火葬が終わると、その場に立ち会った人々はガンガーの水にざぶんと頭まで浸かる。この沐浴には、聖なるガンガーの水で穢れを落とすという意味がある。

沐浴を終えた男たちは白い服を風にさらして乾かし、家路に就く。



「人生の最後にはガンガーに還る。それがインド人なんだ」
 火葬場を取り仕切る男は穏やかな水面を眺めながら言った。それは比喩でも何でもなく、今ここにある現実そのものだということが、僕にもよくわかった。

 人はいつか必ず死ぬ。死んだ人間は火葬場に運ばれてきて、薪とともに燃やされ、ガンガーの中に消えていく。茶色く濁った大河の一部となり、やがてあとかたもなく分解される。そして再びどこかで新たな生命として生まれ変わるのだ。

 輪廻転生。それを信じているヒンドゥー教徒は、だから墓を作らない。
 動物も人もひとつの大きな輪の中にいて、それをゆったりとかき回しているのが、悠久の大河ガンガーなのである。



 このような世界観に立ってものごとを眺めたとき、人生ははかなく有限であることを思い知らされることになる。自分が生きている意味など無きに等しく、毎日少しずつ死に向かって進んでいるだけの存在なのではないかという気持ちにもなってくる。

 しかし同時にそこには深い安らぎもある。
 人はいつか必ず死を迎えるが、それは大いなる流れの中に戻っていくだけのことであって、恐れる必要などない。ただその流れに身を任せていればいいんだ。
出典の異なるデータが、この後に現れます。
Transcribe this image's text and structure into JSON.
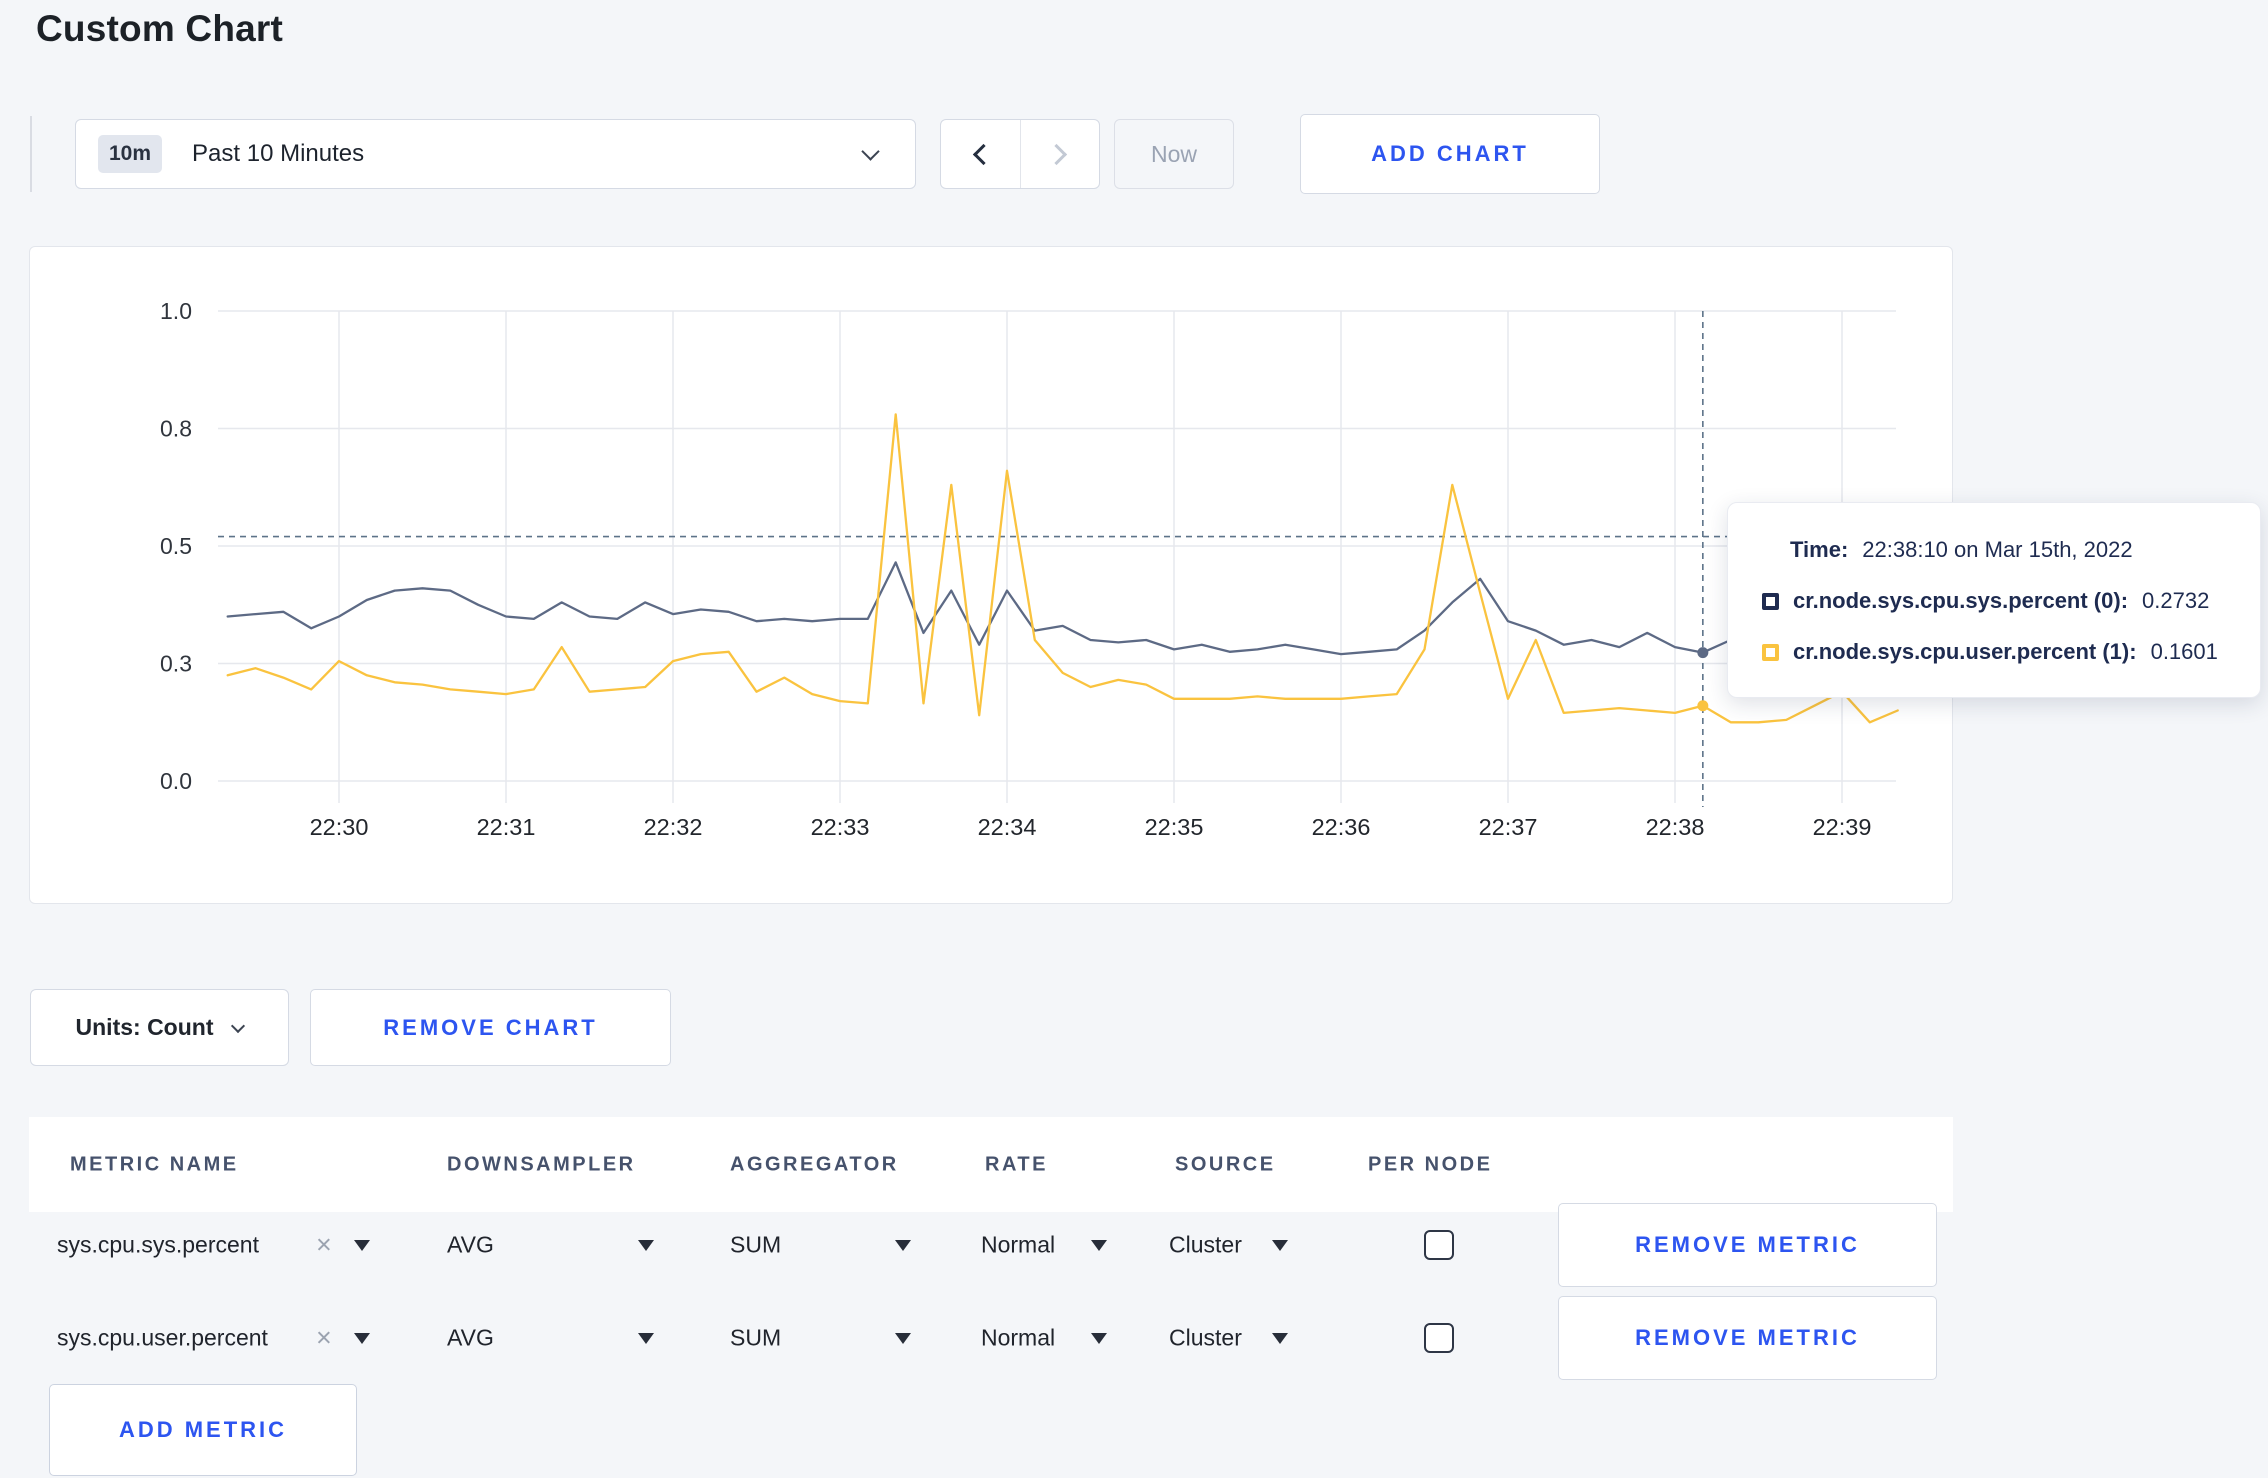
{
  "page": {
    "title": "Custom Chart",
    "background_color": "#f4f6f9",
    "accent_blue": "#2d55f0"
  },
  "toolbar": {
    "time_window_badge": "10m",
    "time_window_label": "Past 10 Minutes",
    "now_label": "Now",
    "add_chart_label": "ADD CHART"
  },
  "icons": {
    "remove_x": "×"
  },
  "chart_data": {
    "type": "line",
    "title": "",
    "xlabel": "",
    "ylabel": "",
    "ylim": [
      0,
      1
    ],
    "grid": true,
    "legend_position": "none",
    "x_ticks": [
      "22:30",
      "22:31",
      "22:32",
      "22:33",
      "22:34",
      "22:35",
      "22:36",
      "22:37",
      "22:38",
      "22:39"
    ],
    "y_ticks": [
      {
        "value": 0,
        "label": "0.0"
      },
      {
        "value": 0.25,
        "label": "0.3"
      },
      {
        "value": 0.5,
        "label": "0.5"
      },
      {
        "value": 0.75,
        "label": "0.8"
      },
      {
        "value": 1,
        "label": "1.0"
      }
    ],
    "x_start_time": "22:29:20",
    "x_start_offset_seconds": -40,
    "x_step_seconds": 10,
    "crosshair": {
      "index": 53,
      "time": "22:38:10",
      "y_value": 0.52
    },
    "series": [
      {
        "name": "cr.node.sys.cpu.sys.percent",
        "color": "#5d6a85",
        "values": [
          0.35,
          0.355,
          0.36,
          0.325,
          0.35,
          0.385,
          0.405,
          0.41,
          0.405,
          0.375,
          0.35,
          0.345,
          0.38,
          0.35,
          0.345,
          0.38,
          0.355,
          0.365,
          0.36,
          0.34,
          0.345,
          0.34,
          0.345,
          0.345,
          0.465,
          0.315,
          0.405,
          0.29,
          0.405,
          0.32,
          0.33,
          0.3,
          0.295,
          0.3,
          0.28,
          0.29,
          0.275,
          0.28,
          0.29,
          0.28,
          0.27,
          0.275,
          0.28,
          0.32,
          0.38,
          0.43,
          0.34,
          0.32,
          0.29,
          0.3,
          0.285,
          0.315,
          0.285,
          0.2732,
          0.3,
          0.285,
          0.3,
          0.29,
          0.285,
          0.295,
          0.295
        ]
      },
      {
        "name": "cr.node.sys.cpu.user.percent",
        "color": "#fac33f",
        "values": [
          0.225,
          0.24,
          0.22,
          0.195,
          0.255,
          0.225,
          0.21,
          0.205,
          0.195,
          0.19,
          0.185,
          0.195,
          0.285,
          0.19,
          0.195,
          0.2,
          0.255,
          0.27,
          0.275,
          0.19,
          0.22,
          0.185,
          0.17,
          0.165,
          0.78,
          0.165,
          0.63,
          0.14,
          0.66,
          0.3,
          0.23,
          0.2,
          0.215,
          0.205,
          0.175,
          0.175,
          0.175,
          0.18,
          0.175,
          0.175,
          0.175,
          0.18,
          0.185,
          0.28,
          0.63,
          0.4,
          0.175,
          0.3,
          0.145,
          0.15,
          0.155,
          0.15,
          0.145,
          0.1601,
          0.125,
          0.125,
          0.13,
          0.16,
          0.19,
          0.125,
          0.15
        ]
      }
    ]
  },
  "tooltip": {
    "time_label": "Time:",
    "time_value": "22:38:10 on Mar 15th, 2022",
    "rows": [
      {
        "name": "cr.node.sys.cpu.sys.percent (0):",
        "value": "0.2732",
        "color": "#1f2b50"
      },
      {
        "name": "cr.node.sys.cpu.user.percent (1):",
        "value": "0.1601",
        "color": "#fac33f"
      }
    ]
  },
  "chart_controls": {
    "units_label": "Units: Count",
    "remove_chart_label": "REMOVE CHART"
  },
  "metrics_table": {
    "headers": [
      "METRIC NAME",
      "DOWNSAMPLER",
      "AGGREGATOR",
      "RATE",
      "SOURCE",
      "PER NODE"
    ],
    "rows": [
      {
        "metric": "sys.cpu.sys.percent",
        "downsampler": "AVG",
        "aggregator": "SUM",
        "rate": "Normal",
        "source": "Cluster",
        "per_node_checked": false,
        "remove_label": "REMOVE METRIC"
      },
      {
        "metric": "sys.cpu.user.percent",
        "downsampler": "AVG",
        "aggregator": "SUM",
        "rate": "Normal",
        "source": "Cluster",
        "per_node_checked": false,
        "remove_label": "REMOVE METRIC"
      }
    ],
    "add_metric_label": "ADD METRIC"
  }
}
そんな風にも思えるのだ。

 インドの人々は日常的に火葬の場面に立ち会うことによって、自らの死を想い、死を受け入れる準備をしているのかもしれない。親戚縁者が炎に包まれ、黒く焦げながら崩れていく様を見守るということは、死者への弔いであると同時に、いつかこれと同じことが自分の身にも起きるのだと自覚することにも繋がるはずだ。





 我々は今を生きながら、少しずつ死へと近づいている。
 火葬場の炎は、それを言葉ではなく、皮膚感覚を伴った方法で伝えている。

 人はみんな生きていて、やがて死んでいく。
 そんな当たり前のことを確かめるために、僕は旅をして、写真を撮っている。